All Starbucks company-owned branches and corporate offices will be closed on the afternoon of Tuesday 29 May. Nearly 175,000 staff will receive the training, as will all future recruits.
The training will “address implicit bias, promote conscious inclusion, prevent discrimination and ensure everyone inside a Starbucks store feels safe and welcome”, the company reiterated.

Darling: ‘All companies, notwithstanding their lofty mission and value statements, can be brought to their knees by this fallibility.’
While this raises the bar when problems arise in future, the real issue is of course, racial bias — a complex, systemic problem that some observers have said an afternoon of diversity training would do little to change, however well-intentioned or informed it may be.

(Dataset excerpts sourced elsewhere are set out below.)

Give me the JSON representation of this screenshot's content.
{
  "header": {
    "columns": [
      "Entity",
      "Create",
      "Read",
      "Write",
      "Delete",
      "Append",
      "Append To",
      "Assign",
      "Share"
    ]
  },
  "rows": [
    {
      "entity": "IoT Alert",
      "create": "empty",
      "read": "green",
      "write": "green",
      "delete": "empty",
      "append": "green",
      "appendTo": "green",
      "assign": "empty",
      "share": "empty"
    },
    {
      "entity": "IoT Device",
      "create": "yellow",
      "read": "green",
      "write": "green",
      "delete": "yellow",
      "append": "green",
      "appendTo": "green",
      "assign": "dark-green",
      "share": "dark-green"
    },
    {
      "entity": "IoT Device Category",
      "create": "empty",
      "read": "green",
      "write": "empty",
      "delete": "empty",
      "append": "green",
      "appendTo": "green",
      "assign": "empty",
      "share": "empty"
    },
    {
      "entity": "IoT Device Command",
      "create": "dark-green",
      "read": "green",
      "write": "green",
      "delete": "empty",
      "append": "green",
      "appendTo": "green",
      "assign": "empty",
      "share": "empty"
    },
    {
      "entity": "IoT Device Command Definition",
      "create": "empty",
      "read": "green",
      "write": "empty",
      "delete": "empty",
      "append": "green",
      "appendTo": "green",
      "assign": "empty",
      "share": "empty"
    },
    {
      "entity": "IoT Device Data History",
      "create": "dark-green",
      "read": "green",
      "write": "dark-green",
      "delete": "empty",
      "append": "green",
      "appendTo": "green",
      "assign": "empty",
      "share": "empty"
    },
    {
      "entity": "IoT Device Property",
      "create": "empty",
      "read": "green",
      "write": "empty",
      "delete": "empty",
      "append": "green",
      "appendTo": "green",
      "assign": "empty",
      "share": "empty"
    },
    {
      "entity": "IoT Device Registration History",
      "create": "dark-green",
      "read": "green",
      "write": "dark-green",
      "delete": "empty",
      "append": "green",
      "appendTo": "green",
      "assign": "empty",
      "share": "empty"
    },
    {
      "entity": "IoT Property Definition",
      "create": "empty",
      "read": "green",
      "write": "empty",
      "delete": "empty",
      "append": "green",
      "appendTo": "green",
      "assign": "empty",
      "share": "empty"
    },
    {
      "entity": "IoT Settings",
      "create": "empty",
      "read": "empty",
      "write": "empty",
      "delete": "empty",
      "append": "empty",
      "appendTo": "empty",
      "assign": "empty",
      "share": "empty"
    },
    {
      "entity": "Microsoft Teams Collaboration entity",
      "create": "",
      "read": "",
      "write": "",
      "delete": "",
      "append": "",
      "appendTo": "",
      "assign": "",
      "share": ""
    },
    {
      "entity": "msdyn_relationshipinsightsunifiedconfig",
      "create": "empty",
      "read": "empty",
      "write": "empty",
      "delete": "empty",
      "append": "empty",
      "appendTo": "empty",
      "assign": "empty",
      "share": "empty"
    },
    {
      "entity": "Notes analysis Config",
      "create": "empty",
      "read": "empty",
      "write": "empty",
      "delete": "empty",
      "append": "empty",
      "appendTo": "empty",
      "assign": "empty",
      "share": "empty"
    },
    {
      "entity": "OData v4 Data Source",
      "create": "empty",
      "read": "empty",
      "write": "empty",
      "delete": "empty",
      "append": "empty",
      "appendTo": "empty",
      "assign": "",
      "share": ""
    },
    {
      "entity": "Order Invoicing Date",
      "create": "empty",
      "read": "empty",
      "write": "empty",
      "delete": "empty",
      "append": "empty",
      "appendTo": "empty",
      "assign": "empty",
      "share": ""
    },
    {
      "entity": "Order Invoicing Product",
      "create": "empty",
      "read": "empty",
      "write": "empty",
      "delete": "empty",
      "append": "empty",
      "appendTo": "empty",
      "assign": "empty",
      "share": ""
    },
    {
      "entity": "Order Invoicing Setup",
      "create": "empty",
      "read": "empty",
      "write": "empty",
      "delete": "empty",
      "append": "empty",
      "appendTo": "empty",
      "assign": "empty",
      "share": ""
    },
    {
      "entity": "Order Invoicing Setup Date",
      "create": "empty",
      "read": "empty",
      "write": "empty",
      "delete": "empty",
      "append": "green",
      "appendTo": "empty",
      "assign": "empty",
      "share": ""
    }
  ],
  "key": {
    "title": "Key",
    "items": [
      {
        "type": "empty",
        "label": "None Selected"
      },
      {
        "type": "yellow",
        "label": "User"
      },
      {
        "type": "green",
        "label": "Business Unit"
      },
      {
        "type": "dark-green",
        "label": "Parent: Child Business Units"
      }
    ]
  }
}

I think it is easy to slag a company when they are down, but I do commend Starbucks for making a start at fixing an issue is endemic across our society. A decent brand takes responsibility for the actions of individuals despite the ingrained prejudice in our society in general and every step forward counts. It is important that these small steps are appreciated and respected to encourage more to do the same. I don’t see any evidence that taking a 1/2 day out for retraining is all that Starbucks will be doing either, so let’s not be so quick to make accusations. I commend the smallest steps forward to solving issues that produce more respect for each other regardless of race, gender, privilege, culture, age…Let’s see more of it and encourage it, not slag it.
You have also forgotten another important element of such compulsory training. While I dont for a minute doubt Starbuck’s genuine sincerity in this case, such training, especially in the US, is well known as a protection against future litigation. For example, you cant sue us as employer for not providing a safe work place when we have made it mandatory for all employees to attend an officially sanctioned training program. It isn’t an absolute defence, of course, but it is pretty useful. If you doubt the truth of this approach, simply ask why would Starbucks do this in the litigious-crazy USA and not in all the other countries where they operate and where racism is an acknowledged issue. QED
I swear “crisis” is the most overused word of 2018. Especially by AdLand. Glibal child hunger is a crisis. Mass ice addiction is a crisis. This is a large company’s reaction to some racist morons in the United States of Americaland – the land of the free apparently.
Poor Starbucks. A few months back I saw some expert on US tv praising Starbucks as effectively the biggest charity organisation in the States, simply for offering a 24-hour warm haven for street people. And then one person stuffs it up and whamo!